Copy of a passport is not proof of identity etc. etc,
We would send something and wait weeks to be told they wanted something different. The efficiency of the whole procedure was such that I am convinced it was a deliberate manipulation to avoid issuing the voucher to wear us down to the point we gave up. I say this because no business or Government agency would accept the level of incompetence and inefficiency that we experienced. Multiple phone calls were made and the same documents were sent in 10 times in some cases to be told they were not there. Thirteen times, yes thirteen we were told everything was in order and approved and was waiting for final certification. Yes 13 times. Finally we persevered as a matter of principle and were told in September your grant has been approved but you must complete the job by the end of November. Obviously the work we had pencilled in for May was impossible to complete due to our installer having given up on us and filled his order book beyond November.
I just cannot believe this was not a deliberate effort to prevent us obtaining the grant. It was absolutely beyond comprehension.

Dennis Leverett

11:41 AM, 21st October 2021, About 2 years ago

My daughter had an air source heat pump system fitted, old gas boiler packed up, just over a year ago and it works really well in her typical 3 bed house. It was a lot of work and disruption and the installer set it up all wrong originally which made it useless but an excellent engineer sorted it out, not at daughters expense, and really pleased with it. The original installer was a good neat plumber but lacked heat source experience. In reality does not save much money on bills as hot water has to be boosted with immersion heater and having three young children uses a lot of hot water, probably efficient for a couple only. You can't hear any noise inside the house and not excessive outside, just a big fan in a box. Heating works very well.
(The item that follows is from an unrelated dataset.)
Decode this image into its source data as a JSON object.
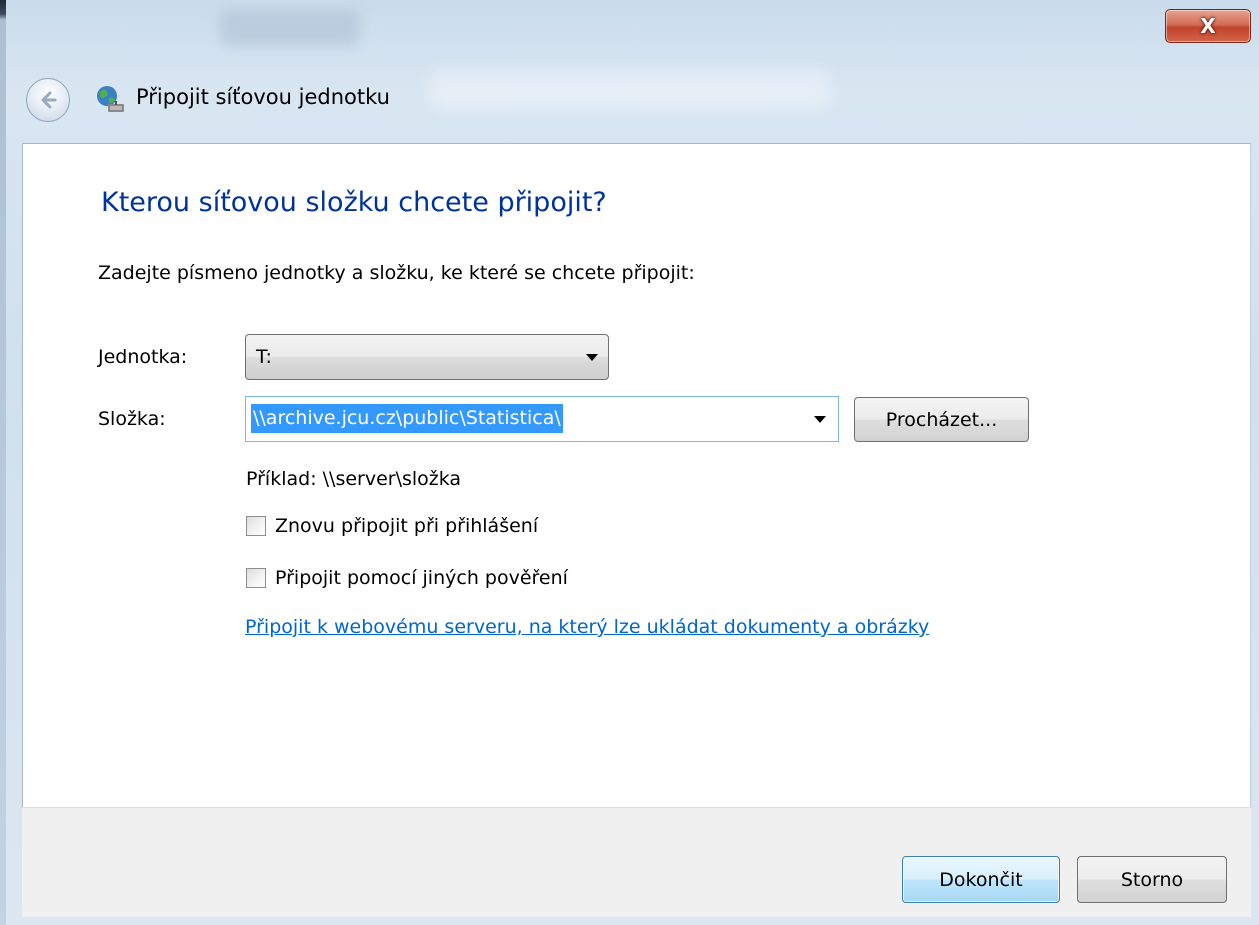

Would I bother, probably not, to much disruption and cost.

Martin Weaver

12:01 PM, 21st October 2021, About 2 years ago

Reply to the comment left by Dennis Leverett at 21/10/2021 - 11:41
Did they have to put larger sized radiators in as part of the job - to account for the lower water temperature in the system ?

NewYorkie

12:11 PM, 21st October 2021, About 2 years ago

Reply to the comment left by Dennis Leverett at 21/10/2021 - 11:41
How much in total did this all cost your Daughter?